Last week, Deutsche Bank’s Jim Reid even went so far as to say the 22nd could be “the most important day of the year.”
“While we all spend most of our market time thinking about the Fed and a recession, I suspect what happens to Russian gas in H2 is potentially an even bigger story,” Reid said.
“Of course by July 22nd parts may have be found and the supply might start to normalize. Anyone who tells you they know what is going to happen here is guessing but as minimum it should be a huge focal point for everyone in markets.”
Then, this morning, Gazprom surprised everyone when it announced that it would halt all gas flows to Germany indefinitely, according to a Reuters report.
“Russian gas export monopoly Gazprom has declared force majeure on gas supplies to Europe to at least one major customer starting June 14,” the report read.
“It said the force majeure measure, a clause invoked when a business is hit by something beyond its control, was effective from deliveries starting from June 14.”
By declaring its legal release from all obligations going back to June 14th, Gazprom is likely setting up to cut off German gas flows completely on the 22nd. German gas company Uniper, which has been utterly battered by soaring natural gas prices, has “rejected” Gazprom’s force majeure. Uniper shares are down 80% on the year on the Frankfurt Stock Exchange.

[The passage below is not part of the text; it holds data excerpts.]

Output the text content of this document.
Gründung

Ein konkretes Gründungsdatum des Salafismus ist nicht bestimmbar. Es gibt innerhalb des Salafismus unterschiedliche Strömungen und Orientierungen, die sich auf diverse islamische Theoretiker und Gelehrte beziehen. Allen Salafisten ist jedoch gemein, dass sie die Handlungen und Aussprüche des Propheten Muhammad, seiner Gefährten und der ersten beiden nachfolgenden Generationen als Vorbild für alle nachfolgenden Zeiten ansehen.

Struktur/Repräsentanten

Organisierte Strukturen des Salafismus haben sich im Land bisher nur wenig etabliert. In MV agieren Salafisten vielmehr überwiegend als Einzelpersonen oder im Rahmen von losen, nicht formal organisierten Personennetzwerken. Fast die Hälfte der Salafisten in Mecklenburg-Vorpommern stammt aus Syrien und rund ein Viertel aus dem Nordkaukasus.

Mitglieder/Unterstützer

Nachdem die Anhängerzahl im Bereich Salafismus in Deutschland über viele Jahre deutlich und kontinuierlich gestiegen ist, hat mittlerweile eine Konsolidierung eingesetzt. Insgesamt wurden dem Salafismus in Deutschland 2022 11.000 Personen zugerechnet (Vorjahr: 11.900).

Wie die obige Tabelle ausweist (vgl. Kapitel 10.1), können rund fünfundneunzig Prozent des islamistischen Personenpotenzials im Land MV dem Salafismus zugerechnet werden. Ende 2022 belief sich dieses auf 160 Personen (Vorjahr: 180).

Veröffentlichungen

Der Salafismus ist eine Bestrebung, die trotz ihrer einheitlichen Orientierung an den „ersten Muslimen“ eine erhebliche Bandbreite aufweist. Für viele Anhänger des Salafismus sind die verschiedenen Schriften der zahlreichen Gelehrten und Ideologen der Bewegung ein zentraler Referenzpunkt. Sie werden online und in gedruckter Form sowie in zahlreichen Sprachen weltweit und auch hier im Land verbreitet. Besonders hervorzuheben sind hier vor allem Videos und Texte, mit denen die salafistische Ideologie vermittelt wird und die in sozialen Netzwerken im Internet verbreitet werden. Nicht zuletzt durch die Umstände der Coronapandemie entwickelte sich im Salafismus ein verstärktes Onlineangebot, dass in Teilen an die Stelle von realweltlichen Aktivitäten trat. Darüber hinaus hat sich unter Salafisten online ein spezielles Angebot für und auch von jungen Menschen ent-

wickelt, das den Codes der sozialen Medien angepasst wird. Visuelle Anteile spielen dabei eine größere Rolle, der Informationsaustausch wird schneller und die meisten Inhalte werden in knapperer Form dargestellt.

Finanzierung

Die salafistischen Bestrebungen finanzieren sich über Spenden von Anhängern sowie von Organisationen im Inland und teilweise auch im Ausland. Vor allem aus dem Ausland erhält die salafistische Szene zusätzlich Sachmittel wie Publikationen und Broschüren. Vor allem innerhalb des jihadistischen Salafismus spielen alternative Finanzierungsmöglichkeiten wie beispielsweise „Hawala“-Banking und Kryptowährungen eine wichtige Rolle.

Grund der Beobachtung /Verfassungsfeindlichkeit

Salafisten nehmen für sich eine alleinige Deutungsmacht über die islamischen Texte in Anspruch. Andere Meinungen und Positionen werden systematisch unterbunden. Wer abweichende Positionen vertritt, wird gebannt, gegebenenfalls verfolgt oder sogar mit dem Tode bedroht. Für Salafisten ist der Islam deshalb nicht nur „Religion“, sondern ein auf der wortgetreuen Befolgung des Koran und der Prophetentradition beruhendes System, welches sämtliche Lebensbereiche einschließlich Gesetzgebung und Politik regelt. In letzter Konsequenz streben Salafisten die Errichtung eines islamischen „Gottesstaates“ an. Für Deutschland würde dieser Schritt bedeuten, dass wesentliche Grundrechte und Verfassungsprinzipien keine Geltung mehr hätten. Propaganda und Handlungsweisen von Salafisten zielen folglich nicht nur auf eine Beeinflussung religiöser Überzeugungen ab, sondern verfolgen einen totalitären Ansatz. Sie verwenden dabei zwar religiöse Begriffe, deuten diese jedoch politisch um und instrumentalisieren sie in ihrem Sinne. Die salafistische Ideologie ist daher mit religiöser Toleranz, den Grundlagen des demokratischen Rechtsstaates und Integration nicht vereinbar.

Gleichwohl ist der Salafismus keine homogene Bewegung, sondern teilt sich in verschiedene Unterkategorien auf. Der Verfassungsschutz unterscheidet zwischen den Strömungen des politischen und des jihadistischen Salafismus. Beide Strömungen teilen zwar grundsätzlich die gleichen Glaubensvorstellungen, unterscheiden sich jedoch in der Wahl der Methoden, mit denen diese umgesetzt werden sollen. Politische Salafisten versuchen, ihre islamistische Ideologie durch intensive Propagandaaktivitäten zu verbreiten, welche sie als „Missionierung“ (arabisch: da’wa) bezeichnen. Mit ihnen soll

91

In anticipation of a gas shutoff, economists began laying out the impact of a total halt in Russia-to-Europe gas flows. UBS warned that EU corporate earnings could plunge more than 15%, driving European stocks 20% lower. The bank’s economists also said the euro would fall to just 90 cents vs. the dollar.
Sounds bad, doesn’t it?
US stocks were up significantly this morning nonetheless. But that could change in a hurry once July 22nd rolls around and Gazprom officially shuts down flows – something that would also “shut down” the bear market rally in the process regardless of how good US earnings look in the coming days.